The file-sharing and hosting service is listed among the most-visited websites in the country, while its mobile apps are frequently used as well.
Like many other file storage platforms, Ulož can be used to share a wide variety of files but according to copyright holders, many people abuse the platform to share pirated music, movies, and TV shows.
This criticism isn’t new. Over the years, Ulož has been reported to the US Trade Representative as a notorious pirate site several times. In addition, the platform was taken to court by the Czech anti-piracy outfit Dilia, which demanded the implementation of an upload filter.
Ulož lost this upload filter battle at the Supreme Court this year, but that certainly didn’t end the controversy. The service still resists the use of broad keyword-based upload checks.
Uloz Competitors Start Filtering
This topic has become relevant again this month after Hellspy and Hellshare, two other Czech file-sharing platforms, signed a deal with rightsholders to filter uploads and search results. The agreement is the result of lengthy discussions with the Association of Commercial Television (AKTV) over how and what should be filtered.
The end result appears to be a fairly rudimentary filtering mechanism where the file-sharing services use filenames, duration, and types of files to flag potentially infringing content. This is more basic than the hash-matching technologies major tech companies such as Google and Facebook use.
Hellshare’s parent company I&Q Group said that the first filtering results are positive. According to CEO Jan Hřebabecký, the measures are easy and effective. And as an added bonus, the filters also ensure that the service fulfills its obligations under the EU’s updated Copyright Directive.
Whether these filtering measures are necessary or sufficient is open for debate. Some rightsholders may believe that it doesn’t go far enough while others may see the basic filters as a threat to the free flow of information. Fellow file-sharing service Uloz.to finds itself in the latter camp.
The site responded critically to the Hellshare and Hellspy deals. According to Uloz, the proposed blocking mechanisms are not “smart” at all.

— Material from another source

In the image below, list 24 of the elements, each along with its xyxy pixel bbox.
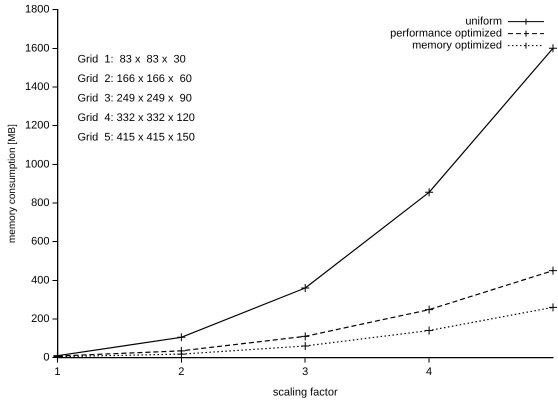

On the contrary, basic keyword filters will likely lead to overblocking.
“This is not a smart filtering of content, as it appears in some media, but a simple blocking of keywords, which significantly limits the rights of users,” Uloz notes.
“If someone wants to use the word street in a file name, for example, they are now out of luck on these platforms. By applying this principle, there will soon be no words left, and commercial entities will gradually parcel out the formerly free Internet.”

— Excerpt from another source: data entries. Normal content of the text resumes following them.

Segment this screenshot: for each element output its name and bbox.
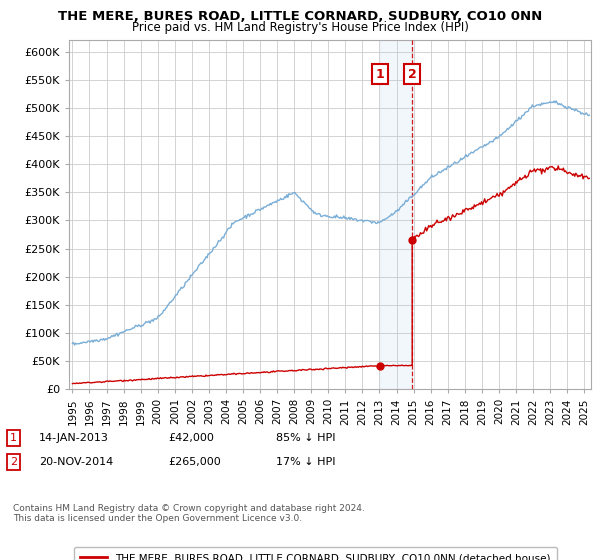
- Text: Contains HM Land Registry data © Crown copyright and database right 2024.
This d: Contains HM Land Registry data © Crown c…: [13, 504, 365, 524]
- Text: THE MERE, BURES ROAD, LITTLE CORNARD, SUDBURY, CO10 0NN: THE MERE, BURES ROAD, LITTLE CORNARD, SU…: [58, 10, 542, 23]
- Text: Price paid vs. HM Land Registry's House Price Index (HPI): Price paid vs. HM Land Registry's House …: [131, 21, 469, 34]
- Bar: [380, 40, 412, 389]
- Text: 20-NOV-2014: 20-NOV-2014: [39, 457, 113, 467]
- Text: 85% ↓ HPI: 85% ↓ HPI: [276, 433, 335, 443]
- Legend: THE MERE, BURES ROAD, LITTLE CORNARD, SUDBURY, CO10 0NN (detached house), HPI: A: THE MERE, BURES ROAD, LITTLE CORNARD, SU…: [74, 547, 557, 560]
- Text: 14-JAN-2013: 14-JAN-2013: [39, 433, 109, 443]
- Text: 17% ↓ HPI: 17% ↓ HPI: [276, 457, 335, 467]
- Text: £42,000: £42,000: [168, 433, 214, 443]
- Text: 2: 2: [408, 68, 416, 81]
- Text: £265,000: £265,000: [168, 457, 221, 467]
- Text: 1: 1: [376, 68, 385, 81]
- Text: 1: 1: [10, 433, 17, 443]
- Text: 2: 2: [10, 457, 17, 467]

Jan Karabina, CEO of Uloz’s parent company says that they will continue to push back on broad blocking requests, both in- and outside of court.

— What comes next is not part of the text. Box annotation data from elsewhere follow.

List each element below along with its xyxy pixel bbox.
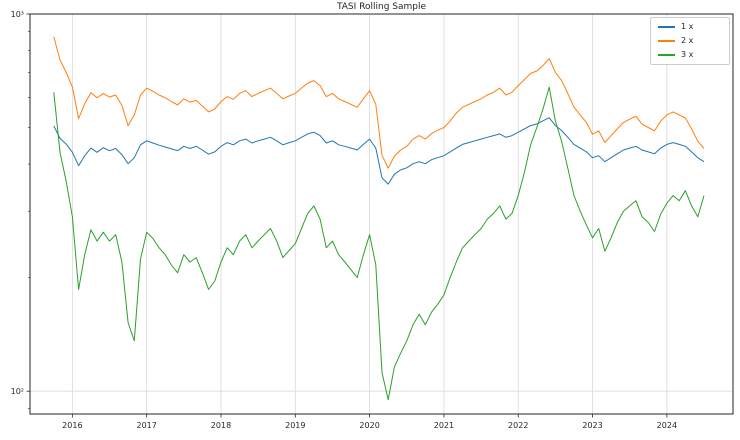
x-tick-label: 2021 (434, 421, 454, 430)
x-tick-label: 2023 (582, 421, 602, 430)
legend-swatch (658, 40, 675, 42)
legend-swatch (658, 54, 675, 56)
x-tick-label: 2022 (508, 421, 528, 430)
x-tick-label: 2017 (136, 421, 156, 430)
x-tick-label: 2018 (211, 421, 231, 430)
x-tick-label: 2019 (285, 421, 305, 430)
series-line-2x (53, 36, 705, 169)
series-line-1x (53, 117, 705, 185)
series-line-3x (53, 86, 705, 401)
chart-title: TASI Rolling Sample (336, 2, 427, 12)
legend-swatch (658, 26, 675, 28)
x-tick-label: 2016 (62, 421, 82, 430)
y-tick-label: 10³ (11, 10, 24, 19)
plot-area (30, 14, 733, 414)
x-tick-label: 2024 (657, 421, 677, 430)
legend-label: 1 x (681, 22, 694, 31)
legend-item: 1 x (658, 22, 722, 32)
axes-frame (29, 13, 734, 415)
legend-label: 3 x (681, 50, 694, 59)
x-tick-label: 2020 (359, 421, 379, 430)
legend-label: 2 x (681, 36, 694, 45)
y-tick-label: 10² (11, 387, 24, 396)
legend-item: 2 x (658, 36, 722, 46)
legend: 1 x 2 x 3 x (650, 17, 730, 65)
legend-item: 3 x (658, 50, 722, 60)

Legal and Constitutional Questions
Uloz booked a victory in an earlier filtering case but, as previously noted, the file-sharing platform lost an important legal battle against local anti-piracy group Dilia this summer.
Uloz is unhappy with the ruling and is challenging the censorship part at the Constitutional Court. According to Uloz, the current verdict restricts people’s freedom of expression, which violates the European Union’s Charter of Fundamental Rights.
“We are also under pressure to introduce overblocking. However, we consider such a step unconstitutional and in violation of users’ rights. In this context, we have already filed a constitutional complaint, which specifically concerns overblocking,” Karabina says.
In addition, Uloz doesn’t agree that it is obligated to implement basic upload checks under the EU Copyright Directive either. While Article 13 does indeed hint at upload filters, the legislation also stresses that overblocking should be avoided.
By implementing rudimentary upload checks, which Hellspy and Hellshare appear to use, Uloz’s CEO believes that overblocking is impossible to avoid and would actually violate EU law.
“In accordance with Article 17, we consider overblocking unacceptable, as well as yielding to the pressure of commercial entities at the expense of the rights of ordinary users,” Karabina soncludes.
The above clearly shows that Uloz puts the rights of its users first. This position isn’t welcomed by rightsholders, which will undoubtedly keep up the pressure.
Defeating the file-sharing service will be easier said than done, however. Earlier this year Uloz had its official app removed from the Google Play but it was reinstated a few weeks later after a successful appeal.
The app was reportedly removed by anti-piracy outfit Weemazz and will likely end up in court.
“We are taking legal action against the company Weemazz s.r.o. because such deliberate abuse of the platforms’ processes cannot be tolerated,” Uloz said in an earlier statement.